The National Media Commission (NMC) has said it is not clothed with the law to ban any group of professionals or individuals from using the media in reaching out to the public.
However, such professionals or individuals must follow the guidelines developed by the NMC on various subject areas, including religious broadcast.
The Chairman of the NMC, Mr Yaw Boadu-Ayeboafoh, in an interview with the Daily Graphic, said self-regulation and ethical values should guide media owners in the production of media content.
Expatiating on the appearance of mallams and money doublers on the electronic media, he said the NMC could only engage media owners and not the mallams and money doublers.

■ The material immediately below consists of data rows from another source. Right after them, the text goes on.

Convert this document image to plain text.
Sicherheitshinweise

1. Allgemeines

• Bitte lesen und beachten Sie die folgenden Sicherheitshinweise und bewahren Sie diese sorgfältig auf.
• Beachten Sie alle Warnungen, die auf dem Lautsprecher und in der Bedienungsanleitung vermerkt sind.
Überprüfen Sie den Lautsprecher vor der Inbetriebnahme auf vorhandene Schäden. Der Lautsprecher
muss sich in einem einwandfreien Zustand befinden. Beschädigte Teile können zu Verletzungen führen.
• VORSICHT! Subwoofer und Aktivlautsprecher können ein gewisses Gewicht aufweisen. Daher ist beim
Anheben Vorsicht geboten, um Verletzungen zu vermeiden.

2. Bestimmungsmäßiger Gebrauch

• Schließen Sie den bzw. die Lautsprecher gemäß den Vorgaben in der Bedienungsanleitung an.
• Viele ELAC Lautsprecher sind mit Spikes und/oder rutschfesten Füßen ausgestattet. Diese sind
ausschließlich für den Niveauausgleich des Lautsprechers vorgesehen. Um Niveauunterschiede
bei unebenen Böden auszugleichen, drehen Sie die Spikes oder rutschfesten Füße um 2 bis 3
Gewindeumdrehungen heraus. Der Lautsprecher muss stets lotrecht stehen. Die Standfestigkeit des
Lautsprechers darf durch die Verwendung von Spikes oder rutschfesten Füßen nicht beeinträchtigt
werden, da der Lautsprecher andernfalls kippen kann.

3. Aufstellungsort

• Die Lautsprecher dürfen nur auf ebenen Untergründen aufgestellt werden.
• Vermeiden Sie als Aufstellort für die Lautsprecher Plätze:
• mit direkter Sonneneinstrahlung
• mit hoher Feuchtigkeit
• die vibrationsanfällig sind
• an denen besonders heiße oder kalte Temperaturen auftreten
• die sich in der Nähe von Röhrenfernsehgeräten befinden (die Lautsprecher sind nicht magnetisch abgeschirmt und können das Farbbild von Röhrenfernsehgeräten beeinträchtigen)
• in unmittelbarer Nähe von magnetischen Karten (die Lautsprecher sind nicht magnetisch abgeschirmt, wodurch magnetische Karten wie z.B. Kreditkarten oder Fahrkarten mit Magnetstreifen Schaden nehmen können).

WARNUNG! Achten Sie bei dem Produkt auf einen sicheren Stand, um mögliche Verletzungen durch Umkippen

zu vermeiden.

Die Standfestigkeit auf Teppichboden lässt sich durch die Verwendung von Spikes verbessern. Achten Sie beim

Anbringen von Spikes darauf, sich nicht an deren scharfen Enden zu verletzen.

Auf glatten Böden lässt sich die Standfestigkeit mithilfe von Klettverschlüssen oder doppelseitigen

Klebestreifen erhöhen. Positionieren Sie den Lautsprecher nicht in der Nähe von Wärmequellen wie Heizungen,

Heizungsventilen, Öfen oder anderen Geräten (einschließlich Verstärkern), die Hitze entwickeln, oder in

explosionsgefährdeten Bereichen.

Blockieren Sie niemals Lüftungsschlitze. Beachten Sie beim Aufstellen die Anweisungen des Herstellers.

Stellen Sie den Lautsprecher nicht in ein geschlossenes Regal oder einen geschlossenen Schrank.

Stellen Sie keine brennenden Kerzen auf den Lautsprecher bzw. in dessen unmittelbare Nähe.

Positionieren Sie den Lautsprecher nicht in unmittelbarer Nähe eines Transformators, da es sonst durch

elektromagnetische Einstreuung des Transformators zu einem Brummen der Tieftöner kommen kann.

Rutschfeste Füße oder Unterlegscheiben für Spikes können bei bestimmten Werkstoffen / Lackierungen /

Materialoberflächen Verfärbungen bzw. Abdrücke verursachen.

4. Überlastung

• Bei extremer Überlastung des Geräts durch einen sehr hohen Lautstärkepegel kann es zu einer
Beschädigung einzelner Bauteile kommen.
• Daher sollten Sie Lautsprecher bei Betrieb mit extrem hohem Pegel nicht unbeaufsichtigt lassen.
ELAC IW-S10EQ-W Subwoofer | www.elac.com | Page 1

He explained that in Ghana’s democratic dispensation and Constitution, the word ‘ban’ was not in the language of the media.
Information Minister’s admonition
Recently, the Minister of Information, Mr Kojo Oppong Nkrumah, petitioned two state institutions, the Bank of Ghana (BoG) and the NMC, on the activities of money doublers on television and urged the institutions to take appropriate action.
The minister, in a tweet, said: “I have written to the BoG and the NMC to take note of the activities of money doublers on TV and act appropriately to tackle it.”
“The Ghana cedi, which is produced under the authority of the BoG, cannot and ought not to be duplicated,” he noted, adding: “The BoG and the NMC have a responsibility to take a view on such acts on our television and act accordingly.”
Mr Boadu-Ayeboafoh, in the interview with the Daily Graphic, said Article 173 of the 1992 Constitution provided that the NMC shall not exercise any control or direction over the professional functions of a person engaged in the production of newspapers or other means of communication.
In that context, he argued, until Parliament passed a specific law for the NMC to enforce, the commission would continue to engage media owners to abide by the various guidelines set by it to ensure decency on the media landscape.
He further indicated that any attempt to stop such acts would not be successful, as the courts could overturn any directive or action geared towards that.
Mr Boadu-Ayeboafoh said the NMC could only appeal to members of the Ghana Independent Broadcasters Association (GIBA) to deny access to mallams, fetish priests and money doublers, so that they did not pollute the airwaves.
According to him, in such a situation, the commission would also include some religious broadcasts, since some of the pastors or religious leaders indulged in worse acts than the money doublers.
Unfortunately, he said, when the NMC attempted to transform its guidelines into regulations, GIBA took the commission to court.
He said the Supreme Court ruled in favour of GIBA, thereby halting the NMC’s efforts to instill discipline on electronic media platforms.
He appealed to Ghanaians to take keen interest in the Broadcasting Bill when it was laid before Parliament.
He said it was only when the NMC was empowered by law to act on such matters as media content that it would be able to deal with abuses or ensure decency.
“So far, no law exists that empowers the NMC to enforce or regulate media content,” he stressed.
“The commission doesn’t have any legal backing to ban or regulate media content. What we do is mediate and call on the guilty party to render an apology,” he said.
Mr Boadu-Ayeboafoh said the NMC could not take the law into its hands without any law backing it.